Use this URL to cite or link to this record in EThOS:
Title: New mathematical models for splash dynamics
Author: Moore, Matthew Richard
ISNI:       0000 0004 5362 4159
Awarding Body: University of Oxford
Current Institution: University of Oxford
Date of Award: 2014
Availability of Full Text:
Access from EThOS:
Full text unavailable from EThOS. Restricted access.
Access from Institution:
In this thesis, we derive, extend and generalise various aspects of impact theory and splash dynamics. Our methods throughout will involve isolating small parameters in our models, which we can utilise using the language of matched asymptotics. In Chapter 1 we briefly motivate the field of impact theory and outline the structure of the thesis. In Chapter 2, we give a detailed review of classical small-deadrise water entry, Wagner theory, in both two and three dimensions, highlighting the key results that we will use in our extensions of the theory. We study oblique water entry in Chapter 3, in which we use a novel transformation to relate an oblique impact with its normal-impact counterpart. This allows us to derive a wide range of solutions to both two- and three-dimensional oblique impacts, as well as discuss the limitations and breakdown of Wagner theory. We return to vertical water-entry in Chapter 4, but introduce the air layer trapped between the impacting body and the liquid it is entering. We extend the classical theory to include this air layer and in the limit in which the density ratio between the air and liquid is sufficiently small, we derive the first-order correction to the Wagner solution due to the presence of the surrounding air. The model is presented in both two dimensions and axisymmetric geometries. In Chapter 5 we move away from Wagner theory and systematically derive a series of splash jet models in order to find possible mechanisms for phenomena seen in droplet impact and droplet spreading experiments.

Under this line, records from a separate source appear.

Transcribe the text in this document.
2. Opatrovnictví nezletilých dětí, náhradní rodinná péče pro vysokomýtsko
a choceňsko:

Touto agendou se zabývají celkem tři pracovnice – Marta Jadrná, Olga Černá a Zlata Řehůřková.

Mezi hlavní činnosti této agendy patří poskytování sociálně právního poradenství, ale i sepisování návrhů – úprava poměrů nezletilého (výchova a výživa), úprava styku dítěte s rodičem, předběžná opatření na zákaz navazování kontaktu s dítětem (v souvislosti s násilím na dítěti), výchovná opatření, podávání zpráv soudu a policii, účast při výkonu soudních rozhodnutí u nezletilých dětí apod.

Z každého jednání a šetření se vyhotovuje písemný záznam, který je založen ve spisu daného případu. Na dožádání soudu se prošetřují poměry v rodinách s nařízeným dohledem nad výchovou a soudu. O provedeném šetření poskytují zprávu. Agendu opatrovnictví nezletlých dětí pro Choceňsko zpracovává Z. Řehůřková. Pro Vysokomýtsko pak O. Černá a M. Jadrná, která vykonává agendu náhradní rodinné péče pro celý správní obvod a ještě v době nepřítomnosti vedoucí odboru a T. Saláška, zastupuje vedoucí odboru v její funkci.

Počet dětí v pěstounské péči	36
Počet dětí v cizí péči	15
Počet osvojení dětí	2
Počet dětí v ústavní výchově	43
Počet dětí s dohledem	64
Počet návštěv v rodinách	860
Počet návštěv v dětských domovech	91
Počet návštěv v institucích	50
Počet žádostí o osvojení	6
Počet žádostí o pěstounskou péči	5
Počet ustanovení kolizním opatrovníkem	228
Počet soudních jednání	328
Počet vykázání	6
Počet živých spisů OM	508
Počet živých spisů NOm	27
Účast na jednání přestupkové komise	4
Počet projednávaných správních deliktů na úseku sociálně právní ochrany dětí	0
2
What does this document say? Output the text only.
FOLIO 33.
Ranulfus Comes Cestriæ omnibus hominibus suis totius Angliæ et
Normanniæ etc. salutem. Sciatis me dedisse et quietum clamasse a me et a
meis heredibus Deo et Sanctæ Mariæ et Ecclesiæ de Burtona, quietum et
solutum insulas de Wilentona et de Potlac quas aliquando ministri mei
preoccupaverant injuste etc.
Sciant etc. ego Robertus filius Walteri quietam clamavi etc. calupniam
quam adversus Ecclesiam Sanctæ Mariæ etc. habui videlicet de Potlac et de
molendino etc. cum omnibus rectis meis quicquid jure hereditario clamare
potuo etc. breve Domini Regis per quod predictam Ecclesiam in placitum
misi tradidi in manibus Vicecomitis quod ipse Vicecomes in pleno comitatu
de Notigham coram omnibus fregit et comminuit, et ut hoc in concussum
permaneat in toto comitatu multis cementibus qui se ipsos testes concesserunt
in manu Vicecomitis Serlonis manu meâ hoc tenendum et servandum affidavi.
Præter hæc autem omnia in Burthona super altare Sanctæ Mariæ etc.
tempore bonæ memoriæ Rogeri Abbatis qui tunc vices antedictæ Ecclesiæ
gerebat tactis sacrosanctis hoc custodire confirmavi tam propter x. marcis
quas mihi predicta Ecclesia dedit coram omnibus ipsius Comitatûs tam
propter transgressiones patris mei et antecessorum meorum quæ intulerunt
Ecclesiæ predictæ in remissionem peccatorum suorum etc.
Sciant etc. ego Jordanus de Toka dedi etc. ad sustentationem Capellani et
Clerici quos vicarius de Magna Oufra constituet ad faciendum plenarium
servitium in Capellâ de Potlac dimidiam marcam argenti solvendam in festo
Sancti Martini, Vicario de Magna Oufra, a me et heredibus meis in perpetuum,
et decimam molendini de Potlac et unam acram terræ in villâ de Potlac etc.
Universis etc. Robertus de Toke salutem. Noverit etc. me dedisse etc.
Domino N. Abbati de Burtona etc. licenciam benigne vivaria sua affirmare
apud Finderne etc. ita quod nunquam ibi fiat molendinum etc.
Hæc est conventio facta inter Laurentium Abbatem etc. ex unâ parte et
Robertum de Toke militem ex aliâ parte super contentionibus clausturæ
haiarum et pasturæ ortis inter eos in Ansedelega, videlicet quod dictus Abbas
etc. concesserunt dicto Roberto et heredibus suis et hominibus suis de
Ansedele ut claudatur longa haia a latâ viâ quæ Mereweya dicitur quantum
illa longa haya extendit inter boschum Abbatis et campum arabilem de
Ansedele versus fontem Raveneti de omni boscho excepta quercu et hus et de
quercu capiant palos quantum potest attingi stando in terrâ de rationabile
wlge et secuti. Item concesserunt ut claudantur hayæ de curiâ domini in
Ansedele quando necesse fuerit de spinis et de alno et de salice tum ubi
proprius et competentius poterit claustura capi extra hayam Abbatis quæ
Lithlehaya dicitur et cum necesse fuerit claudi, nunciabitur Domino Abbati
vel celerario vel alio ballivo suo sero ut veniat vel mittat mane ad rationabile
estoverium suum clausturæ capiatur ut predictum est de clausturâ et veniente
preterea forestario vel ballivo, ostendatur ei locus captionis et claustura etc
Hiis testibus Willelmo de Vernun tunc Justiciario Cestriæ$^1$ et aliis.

Our canonical model is a thin jet of liquid shot over a substrate with a thin air layer trapped between the jet and the substrate. We consider a variety of parameter regimes and investigate the stability of the jet in each regime. We then use this model as part of a growing-jet problem, in which we attempt to include effects due to the jet tip. In the final chapter we summarise the main results of the thesis and outline directions for future work.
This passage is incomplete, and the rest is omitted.